Gensim phrase handling sentence with a lot of punctuation

Now I am trying to use gensim Phrases in order to learn the phrase/special meaning base on my own corpus.

Suppose I have the corpus related to the car brand, by removing the punctuation and stopwords, tokenizing the sentence, eg:

sent1 = 'aston martin is a car brand'
sent2 = 'audi is a car brand'
sent3 = 'bmw is a car brand'
...

In this way, I would like to use gensim Phrases to learn so that output looks like:

from gensim.models import Phrases
sents = [sent1, sent2, sent3, ...]
sents_stream = [sent.split() for sent in sents]
bigram = Phrases(sents_stream)

for sent in sents:
    print(bigram [sent])

# Ouput should be like:
['aston_martin', 'car', 'brand']
['audi', 'car', 'brand']
['bmw', 'car', 'brand']
...

However, if a lot of sentences that have a lot of punctuation:

sent1 = 'aston martin is a car brand'
sent2 = 'audi is a car brand'
sent3 = 'bmw is a car brand'
sent4 = 'jaguar, aston martin, mini cooper are british car brand'
sent5 = 'In all brand, I love jaguar, aston martin and mini cooper'
...

Then the output looks like:

from gensim.models import Phrases
sents = [sent1, sent2, sent3, sent4, sent5, ...]
sents_stream = [sent.split() for sent in sents]
bigram = Phrases(sents_stream)

for sent in sents:
    print(bigram [sent])

# Ouput should be like:
['aston', 'martin', 'car', 'brand']
['audi', 'car', 'brand']
['bmw', 'car', 'brand']
['jaguar', 'aston', 'martin_mini', 'cooper', 'british', 'car', 'brand']
['all', 'brand', 'love', 'jaguar', 'aston', 'martin_mini', 'cooper']
...

In this case, how should I handle the sentence with lot of punctuation to prevent martin_mini case and make the output looks like:

['aston', 'martin', 'car', 'brand']
['audi', 'car', 'brand']
['bmw', 'car', 'brand']
['jaguar', 'aston_martin', 'mini_cooper', 'british', 'car', 'brand'] # Change
['all', 'brand', 'love', 'jaguar', 'aston_martin', 'mini_cooper'] # Change
...

Thanks so much for helping!

Solution

The punctuation may not be the major contributor to your unsatisfactory results.

The Phrases class needs lots of natural usage examples to apply its purely-statistics-based combination of plausible bigrams. (It won't work well on smal/toy-sized/contrived datasets.)

And even with lots of data, that Phrases class won't consistently match the "phrases" or "entities" that humans naturally perceive, using their understanding of parts-of-speech and the underlying concepts in the world.
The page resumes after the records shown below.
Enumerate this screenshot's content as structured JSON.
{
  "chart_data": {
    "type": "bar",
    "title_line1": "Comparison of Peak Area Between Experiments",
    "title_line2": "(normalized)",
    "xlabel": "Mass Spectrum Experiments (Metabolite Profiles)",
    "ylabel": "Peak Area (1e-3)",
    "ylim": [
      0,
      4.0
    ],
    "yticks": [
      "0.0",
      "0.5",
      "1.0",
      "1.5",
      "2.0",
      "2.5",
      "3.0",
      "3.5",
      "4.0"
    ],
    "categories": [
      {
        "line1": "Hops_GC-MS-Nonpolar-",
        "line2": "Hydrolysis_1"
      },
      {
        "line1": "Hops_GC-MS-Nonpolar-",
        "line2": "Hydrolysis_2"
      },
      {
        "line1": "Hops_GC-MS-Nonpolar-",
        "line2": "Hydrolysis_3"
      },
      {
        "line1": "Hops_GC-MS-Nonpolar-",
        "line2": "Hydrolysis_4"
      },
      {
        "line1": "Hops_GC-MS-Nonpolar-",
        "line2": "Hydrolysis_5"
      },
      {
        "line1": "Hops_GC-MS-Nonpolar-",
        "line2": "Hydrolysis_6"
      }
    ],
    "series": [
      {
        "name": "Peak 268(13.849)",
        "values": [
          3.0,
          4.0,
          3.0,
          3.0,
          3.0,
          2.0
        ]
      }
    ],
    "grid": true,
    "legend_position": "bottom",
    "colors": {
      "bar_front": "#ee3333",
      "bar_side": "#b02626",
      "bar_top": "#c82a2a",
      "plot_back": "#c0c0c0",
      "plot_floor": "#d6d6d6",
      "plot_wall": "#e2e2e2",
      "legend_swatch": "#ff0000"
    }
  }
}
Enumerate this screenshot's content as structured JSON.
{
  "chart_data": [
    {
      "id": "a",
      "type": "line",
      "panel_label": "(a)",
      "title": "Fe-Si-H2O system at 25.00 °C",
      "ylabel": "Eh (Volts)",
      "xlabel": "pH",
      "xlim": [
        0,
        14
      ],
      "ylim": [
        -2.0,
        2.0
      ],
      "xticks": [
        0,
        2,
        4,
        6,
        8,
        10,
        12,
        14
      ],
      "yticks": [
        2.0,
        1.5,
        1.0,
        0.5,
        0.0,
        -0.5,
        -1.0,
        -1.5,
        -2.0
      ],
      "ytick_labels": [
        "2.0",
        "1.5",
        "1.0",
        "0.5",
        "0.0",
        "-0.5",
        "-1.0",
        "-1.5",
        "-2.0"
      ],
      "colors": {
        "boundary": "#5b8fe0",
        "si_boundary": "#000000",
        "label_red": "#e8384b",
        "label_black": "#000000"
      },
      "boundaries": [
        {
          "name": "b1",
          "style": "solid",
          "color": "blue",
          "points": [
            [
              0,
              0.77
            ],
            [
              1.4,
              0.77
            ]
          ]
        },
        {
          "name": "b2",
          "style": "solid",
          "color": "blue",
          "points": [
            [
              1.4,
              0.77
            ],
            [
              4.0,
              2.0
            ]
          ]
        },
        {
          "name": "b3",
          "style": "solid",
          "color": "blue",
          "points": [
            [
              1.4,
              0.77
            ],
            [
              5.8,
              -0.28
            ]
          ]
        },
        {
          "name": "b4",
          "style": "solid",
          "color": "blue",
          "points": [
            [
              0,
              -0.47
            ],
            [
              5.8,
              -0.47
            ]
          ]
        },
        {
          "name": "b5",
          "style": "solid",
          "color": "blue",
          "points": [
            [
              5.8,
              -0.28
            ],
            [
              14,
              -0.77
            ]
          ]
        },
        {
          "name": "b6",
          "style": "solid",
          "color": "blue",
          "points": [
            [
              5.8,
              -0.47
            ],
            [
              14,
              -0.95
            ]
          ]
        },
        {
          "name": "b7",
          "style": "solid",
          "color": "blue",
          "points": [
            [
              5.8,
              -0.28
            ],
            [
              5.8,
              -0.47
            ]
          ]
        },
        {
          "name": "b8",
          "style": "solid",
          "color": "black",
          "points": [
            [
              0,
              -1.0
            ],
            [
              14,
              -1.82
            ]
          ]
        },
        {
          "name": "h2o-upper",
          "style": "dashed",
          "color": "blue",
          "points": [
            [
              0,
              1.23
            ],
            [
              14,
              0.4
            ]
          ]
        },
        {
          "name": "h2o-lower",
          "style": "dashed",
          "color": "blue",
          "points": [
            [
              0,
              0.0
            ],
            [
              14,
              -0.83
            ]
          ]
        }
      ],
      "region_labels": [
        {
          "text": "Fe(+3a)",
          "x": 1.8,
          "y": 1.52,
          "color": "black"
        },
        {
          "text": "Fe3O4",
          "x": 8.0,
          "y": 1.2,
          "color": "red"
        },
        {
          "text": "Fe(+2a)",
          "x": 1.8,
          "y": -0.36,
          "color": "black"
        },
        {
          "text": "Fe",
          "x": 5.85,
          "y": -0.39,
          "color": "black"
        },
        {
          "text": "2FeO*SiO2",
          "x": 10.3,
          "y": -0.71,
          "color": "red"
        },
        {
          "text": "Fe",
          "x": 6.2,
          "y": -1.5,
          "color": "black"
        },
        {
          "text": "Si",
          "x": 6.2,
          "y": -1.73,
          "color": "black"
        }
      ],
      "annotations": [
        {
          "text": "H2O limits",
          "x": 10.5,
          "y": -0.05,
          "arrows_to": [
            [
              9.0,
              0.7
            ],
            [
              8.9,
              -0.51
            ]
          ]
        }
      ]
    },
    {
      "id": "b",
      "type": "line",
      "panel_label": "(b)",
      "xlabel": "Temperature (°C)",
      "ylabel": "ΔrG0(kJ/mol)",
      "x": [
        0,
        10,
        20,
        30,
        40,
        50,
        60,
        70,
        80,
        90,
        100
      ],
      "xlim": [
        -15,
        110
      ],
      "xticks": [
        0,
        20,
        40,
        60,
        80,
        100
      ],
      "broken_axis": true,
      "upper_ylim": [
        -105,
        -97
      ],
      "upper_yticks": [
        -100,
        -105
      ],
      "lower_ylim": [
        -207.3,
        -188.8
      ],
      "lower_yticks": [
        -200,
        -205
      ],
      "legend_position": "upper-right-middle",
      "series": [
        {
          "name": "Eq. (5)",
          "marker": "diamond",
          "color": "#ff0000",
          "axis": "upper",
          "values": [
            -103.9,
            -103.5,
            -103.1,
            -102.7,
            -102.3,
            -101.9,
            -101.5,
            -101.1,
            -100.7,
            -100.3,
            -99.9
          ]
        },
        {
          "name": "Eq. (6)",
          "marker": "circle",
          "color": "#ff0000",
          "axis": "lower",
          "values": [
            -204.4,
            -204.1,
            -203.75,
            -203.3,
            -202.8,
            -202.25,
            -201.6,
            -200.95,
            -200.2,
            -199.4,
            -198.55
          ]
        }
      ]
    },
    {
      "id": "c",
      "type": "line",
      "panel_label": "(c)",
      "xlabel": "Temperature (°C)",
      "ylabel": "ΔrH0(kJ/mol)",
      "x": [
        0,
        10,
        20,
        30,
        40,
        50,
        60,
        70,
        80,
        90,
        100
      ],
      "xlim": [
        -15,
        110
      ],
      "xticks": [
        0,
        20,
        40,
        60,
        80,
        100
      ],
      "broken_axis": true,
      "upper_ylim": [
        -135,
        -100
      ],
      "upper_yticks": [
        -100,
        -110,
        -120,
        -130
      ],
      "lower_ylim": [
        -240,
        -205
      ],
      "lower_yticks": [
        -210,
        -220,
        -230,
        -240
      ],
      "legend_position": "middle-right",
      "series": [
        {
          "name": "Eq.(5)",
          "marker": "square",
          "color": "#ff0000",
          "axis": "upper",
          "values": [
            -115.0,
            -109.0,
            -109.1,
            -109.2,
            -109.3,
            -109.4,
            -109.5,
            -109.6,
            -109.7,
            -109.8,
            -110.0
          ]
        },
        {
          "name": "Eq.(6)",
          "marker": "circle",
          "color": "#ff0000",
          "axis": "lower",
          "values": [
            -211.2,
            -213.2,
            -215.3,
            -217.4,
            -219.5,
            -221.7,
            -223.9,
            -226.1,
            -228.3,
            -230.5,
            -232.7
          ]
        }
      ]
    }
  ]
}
Even with lots of tuning of its various meta-parameters, it will miss pairings you might prefer, and make pairings you may consider unnatural. Text with its pairings added may still be useful for many purposes – especially classification & info-retrieval tasks – but is unlikely to appear aesthetically correct to human reviewers.

In your tiny contrived example, it appears that martin_mini becomes a bigram because the words martin and mini appear alongside each other enough, compared to their individual frequencies, to trigger the Phrases algorithmic-combination.

To prevent that particular outcome, you could consider (1) giving Phrases more/better data; (2) tuning Phrases parameters like min_count, threshold, or scorer; or (3) changing your preprocessing/tokenization.

I'm not sure what would work best, for your full dataset & project goals, and as noted above, the results of this technique may never closely match your ideas of mutli-word car terms.

You might also consider leaving in punctuation as tokens, and leaving in stop words, so that your preprocessing doesn't create false pairings like "martin mini". For example, your sent5 tokenization could become:

['in', 'all', 'brand', ',', 'i', 'love', 'jaguar', ',', 'aston', 'martin', 'and', 'mini', 'cooper']

The data's natural splitting of martin and mini would then be restored in the version that reaches Phrases – so you'd be unlikely to see the same failure you're seeing. (You might very well see other failures instead, where undesired punctuation or stop-words become part of identified bigrams, when statistics imply those tokens co-occur often enough to be considered a single unit. But that's the essence and limitation of the Phrases algorithm.)